Maya'nın Dünyası (romandan bir parça)

Balığın yanak etini çok sevmesine rağmen bir yanağını büyük kızına, diğer yanağını da küçük kızına yedirince kendi yemiş kadar mutlu olurdu babası. Portakalı bir defada soyar, çıkan tek parçayı gözlük yapıp takardı. Sağ ayağına giydiği çorabı kesinlikle soluna giymez, ikisini asla karıştırmazdı. Kızlarına göz kırpıp, mutfakta meşgul annesinin arkasına usulca ilişip toplanmış saçlarının açıkta bıraktığı ensesine üfler, onu korkudan zıplatırdı. Daha sonra sarılıp öpmeyi de ihmal etmezdi.

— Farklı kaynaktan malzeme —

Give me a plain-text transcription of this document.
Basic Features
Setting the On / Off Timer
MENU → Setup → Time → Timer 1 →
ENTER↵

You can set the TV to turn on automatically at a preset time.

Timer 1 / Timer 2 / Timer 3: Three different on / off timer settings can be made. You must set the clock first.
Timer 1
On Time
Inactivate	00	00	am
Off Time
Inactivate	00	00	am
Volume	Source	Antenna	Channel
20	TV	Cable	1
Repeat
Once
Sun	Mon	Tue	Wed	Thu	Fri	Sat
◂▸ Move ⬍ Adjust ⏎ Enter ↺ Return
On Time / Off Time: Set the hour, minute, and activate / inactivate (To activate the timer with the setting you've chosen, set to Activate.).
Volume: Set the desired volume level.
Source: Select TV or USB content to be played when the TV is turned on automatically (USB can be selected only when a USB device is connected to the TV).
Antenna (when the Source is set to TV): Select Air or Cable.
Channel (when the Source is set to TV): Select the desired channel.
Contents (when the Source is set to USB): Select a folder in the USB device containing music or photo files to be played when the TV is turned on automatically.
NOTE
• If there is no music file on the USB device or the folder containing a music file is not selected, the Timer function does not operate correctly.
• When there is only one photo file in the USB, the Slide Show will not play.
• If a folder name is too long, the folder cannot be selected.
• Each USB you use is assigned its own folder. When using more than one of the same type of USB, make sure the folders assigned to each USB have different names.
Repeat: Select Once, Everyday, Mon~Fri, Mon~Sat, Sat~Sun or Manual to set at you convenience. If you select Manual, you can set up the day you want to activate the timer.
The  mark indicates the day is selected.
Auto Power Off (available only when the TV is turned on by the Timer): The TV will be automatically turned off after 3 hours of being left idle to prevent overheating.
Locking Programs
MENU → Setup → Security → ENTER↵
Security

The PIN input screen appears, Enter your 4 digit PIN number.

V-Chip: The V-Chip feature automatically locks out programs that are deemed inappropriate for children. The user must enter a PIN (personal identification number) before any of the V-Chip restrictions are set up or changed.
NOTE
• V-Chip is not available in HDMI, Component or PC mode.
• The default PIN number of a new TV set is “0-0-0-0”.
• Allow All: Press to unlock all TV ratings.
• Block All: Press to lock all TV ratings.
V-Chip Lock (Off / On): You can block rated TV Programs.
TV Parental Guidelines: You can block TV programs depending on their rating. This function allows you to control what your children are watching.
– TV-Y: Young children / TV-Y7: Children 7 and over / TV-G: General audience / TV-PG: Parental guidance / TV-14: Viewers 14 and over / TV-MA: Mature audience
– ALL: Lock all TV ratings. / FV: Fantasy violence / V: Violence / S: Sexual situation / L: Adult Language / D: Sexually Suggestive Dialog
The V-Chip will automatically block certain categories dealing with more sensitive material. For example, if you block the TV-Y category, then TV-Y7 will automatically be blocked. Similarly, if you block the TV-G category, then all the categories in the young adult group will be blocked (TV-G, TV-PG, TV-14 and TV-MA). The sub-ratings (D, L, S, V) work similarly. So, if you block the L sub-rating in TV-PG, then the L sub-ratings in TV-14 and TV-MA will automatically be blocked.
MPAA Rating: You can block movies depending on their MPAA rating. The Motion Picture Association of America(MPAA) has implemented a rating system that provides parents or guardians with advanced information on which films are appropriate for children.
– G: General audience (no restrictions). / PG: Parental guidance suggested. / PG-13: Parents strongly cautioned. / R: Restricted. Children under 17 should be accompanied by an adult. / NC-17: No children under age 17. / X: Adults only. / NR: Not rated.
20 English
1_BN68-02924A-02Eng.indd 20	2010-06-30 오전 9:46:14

Burun ucu kapalı terlik giyemezdi. Misafirlikte bile açık terlik bulamazsa hiç giymemeyi tercih ederdi. Tarih okumayı da anlatmayı da çok severdi. Küçük kızına Maya ismini de o koymuştu. Maya medeniyetinin önemli bir sır saklayan eski bir Türk medeniyeti olduğuna inanırdı. Başkasının sırtından geçinen tembel insanlara hiç saygı göstermediğini onlara öyle veya böyle hissettirirdi. Yağmurlu havaları çok sever, ıslak toprağın kokusunu zevkle burnundan içine çekerdi. Ölümüyle bedeni kokusunu özlediği toprağa, tüm anıları da onu özleyen kızının zihnine mühürlendi.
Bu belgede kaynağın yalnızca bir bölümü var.